Smart agents can represent any entity and enable best-in-class performance with minimal operational and capital resource requirements. Smart agents automatically validate the coherence of the data, perform the features learning, data enrichment as well as one-to-one profiles creation. Since they focus on updating the profile based on the actions and activities of the entity, they store only the relevant information and intelligence rather than storing the raw incoming data they are analyzing, which achieves enormous compression in storage.
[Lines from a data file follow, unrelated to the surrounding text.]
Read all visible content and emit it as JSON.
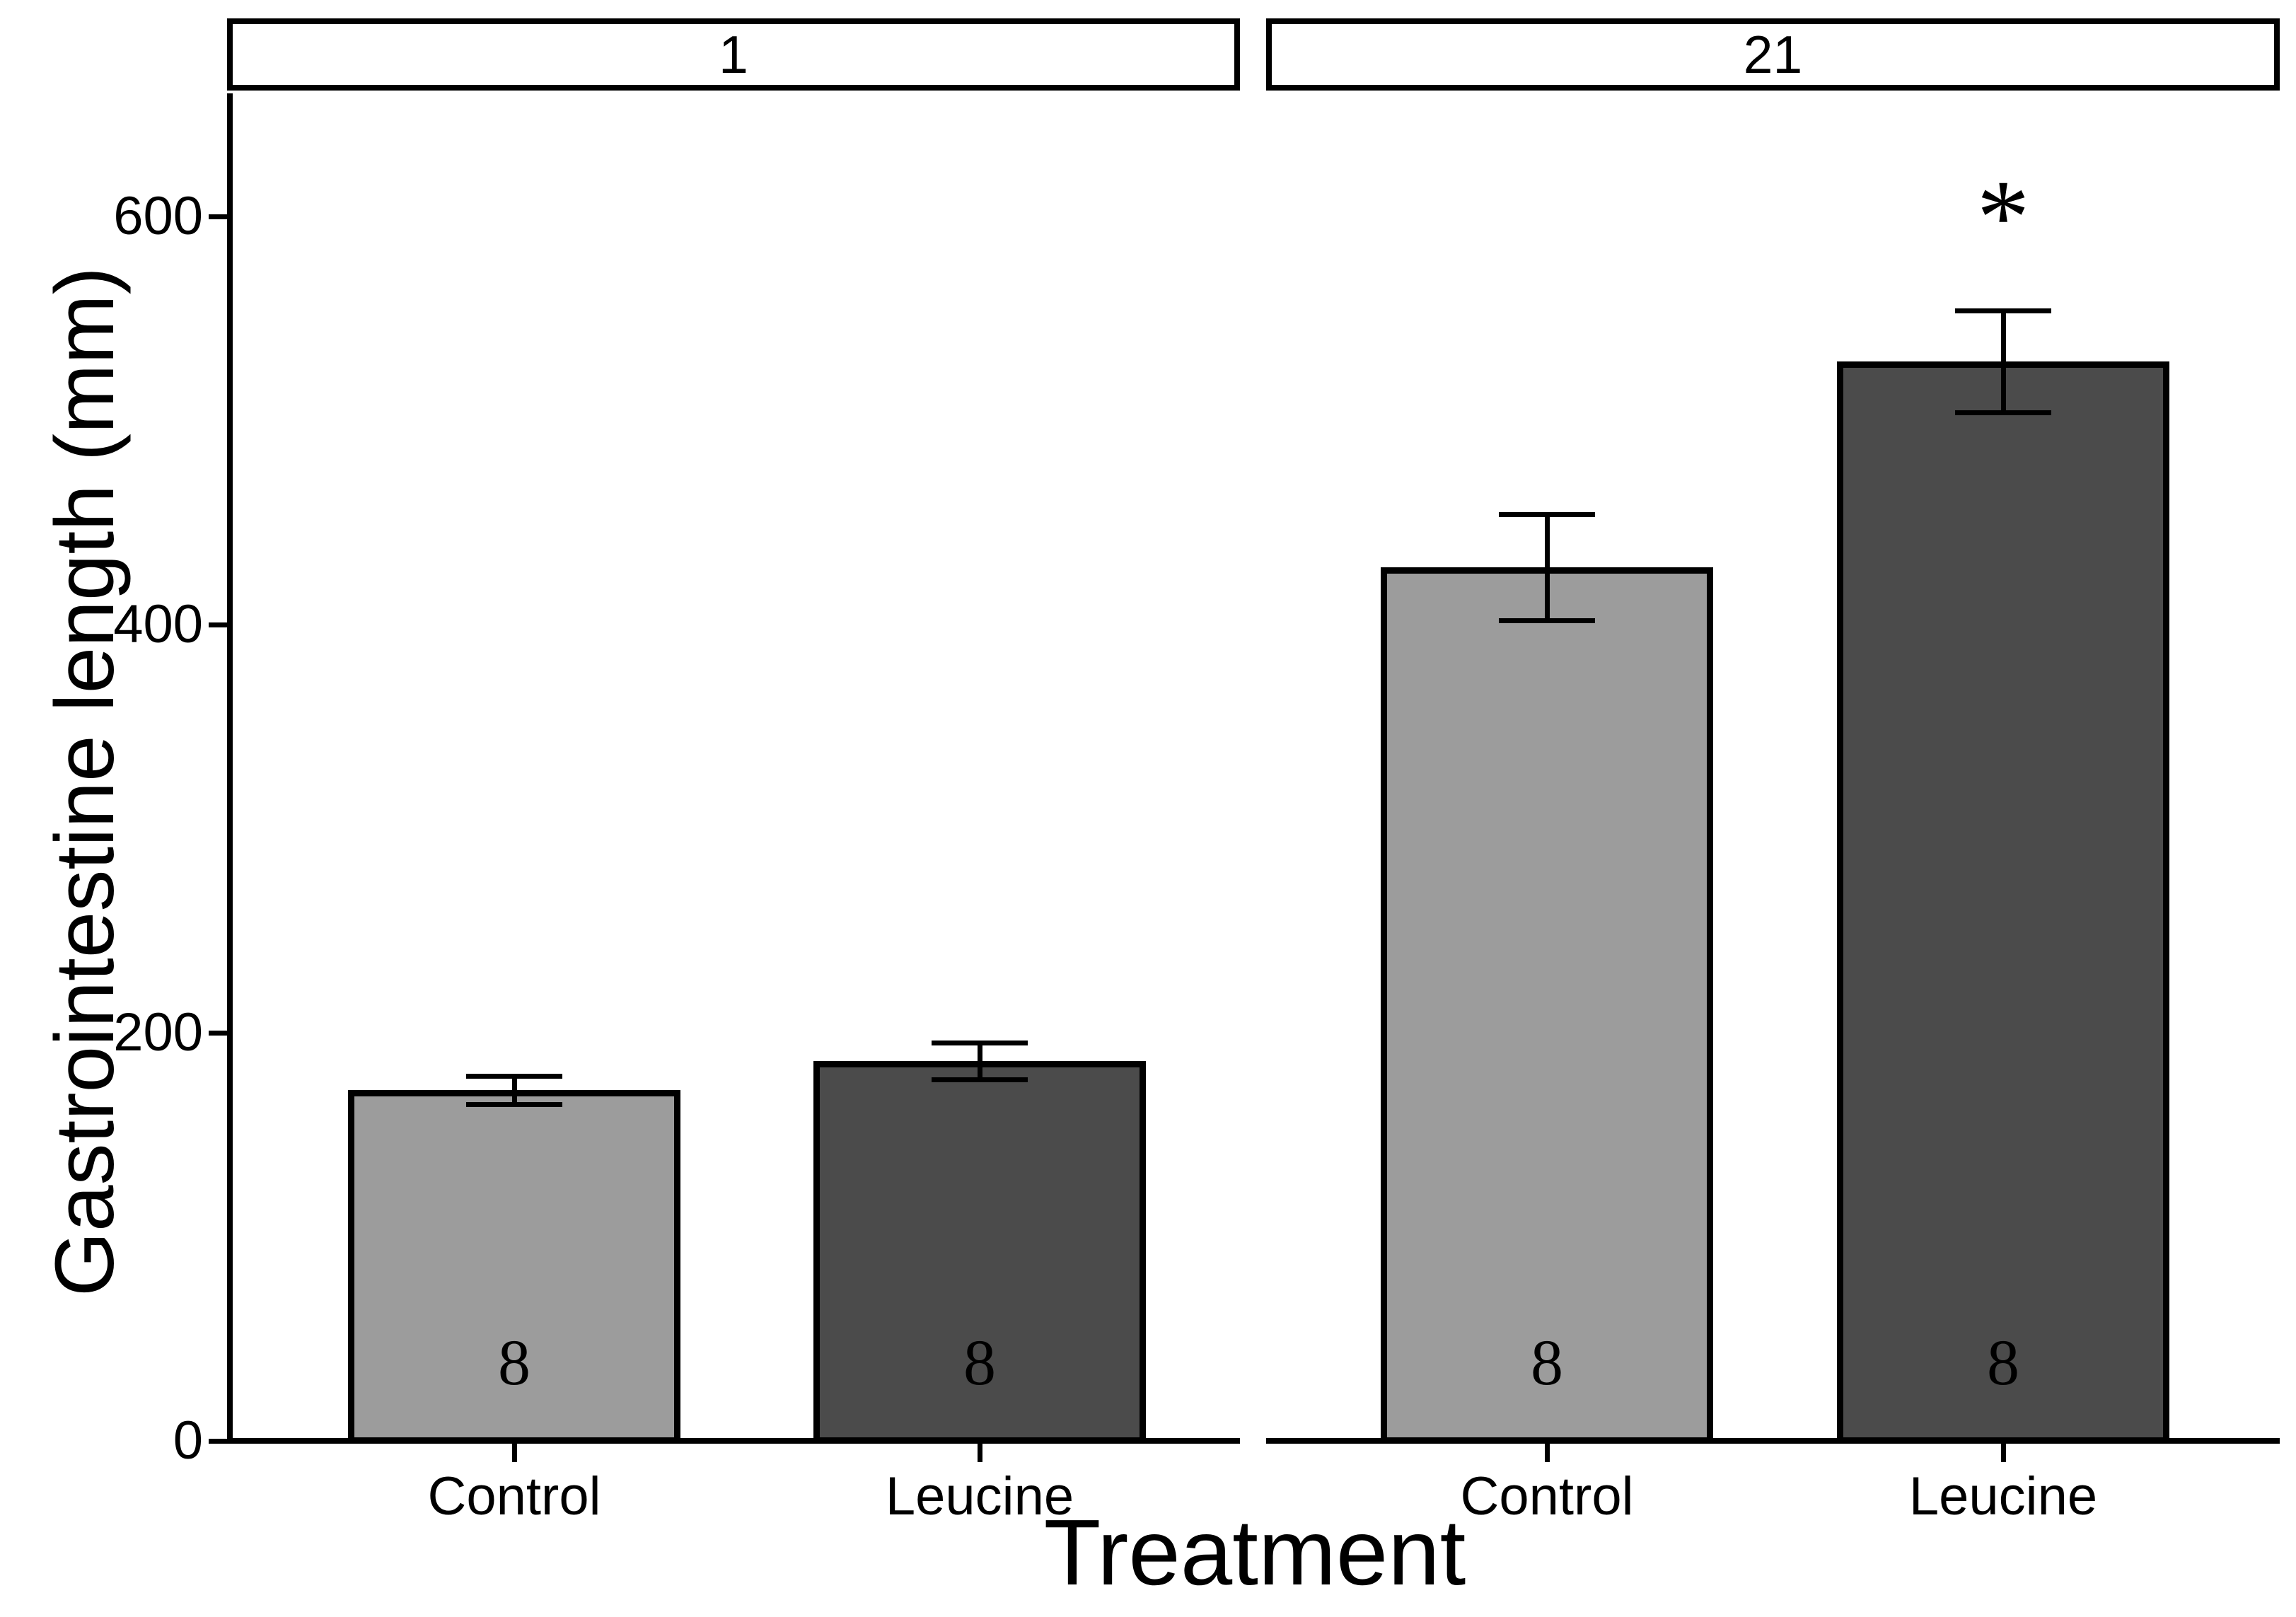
{
  "chart_data": {
    "type": "bar",
    "title": "",
    "xlabel": "Treatment",
    "ylabel": "Gastrointestine length (mm)",
    "ylim": [
      0,
      660
    ],
    "yticks": [
      0,
      200,
      400,
      600
    ],
    "grid": false,
    "legend_position": "none",
    "categories": [
      "Control",
      "Leucine"
    ],
    "facet_labels": [
      "1",
      "21"
    ],
    "facets": [
      {
        "label": "1",
        "bars": [
          {
            "category": "Control",
            "mean": 172,
            "error": 7,
            "n": 8,
            "annotation": "",
            "fill": "#9C9C9C"
          },
          {
            "category": "Leucine",
            "mean": 186,
            "error": 9,
            "n": 8,
            "annotation": "",
            "fill": "#4B4B4B"
          }
        ]
      },
      {
        "label": "21",
        "bars": [
          {
            "category": "Control",
            "mean": 428,
            "error": 26,
            "n": 8,
            "annotation": "",
            "fill": "#9C9C9C"
          },
          {
            "category": "Leucine",
            "mean": 529,
            "error": 25,
            "n": 8,
            "annotation": "*",
            "fill": "#4B4B4B"
          }
        ]
      }
    ],
    "colors": {
      "control_fill": "#9C9C9C",
      "leucine_fill": "#4B4B4B",
      "bar_outline": "#000000",
      "axis": "#000000",
      "text": "#000000",
      "background": "#ffffff"
    }
  }
}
Legacy technologies in machine learning generally relies on databases. A database uses tables to store structured data. Tables cannot store knowledge or behaviors. Artificial intelligence and machine learning systems requires storing knowledge and behaviors. Smart-Agents bring a powerful, distributed file system specifically designed to store knowledge and behaviors. This distributed architecture allows lightning speed response times (below 1 millisecond) on entry level servers as well as end-to-end encryption and traceability. The distributed architecture allows for unlimited scalability and resilience to disruption as it has no single point of failure.

In conclusion, a comprehensive intelligent solution must combine the benefits of existing artificial intelligence and machine learning techniques with the unique capabilities of Smart-Agents technology. The result is a comprehensive solution that is intelligent, self-learning and adaptive.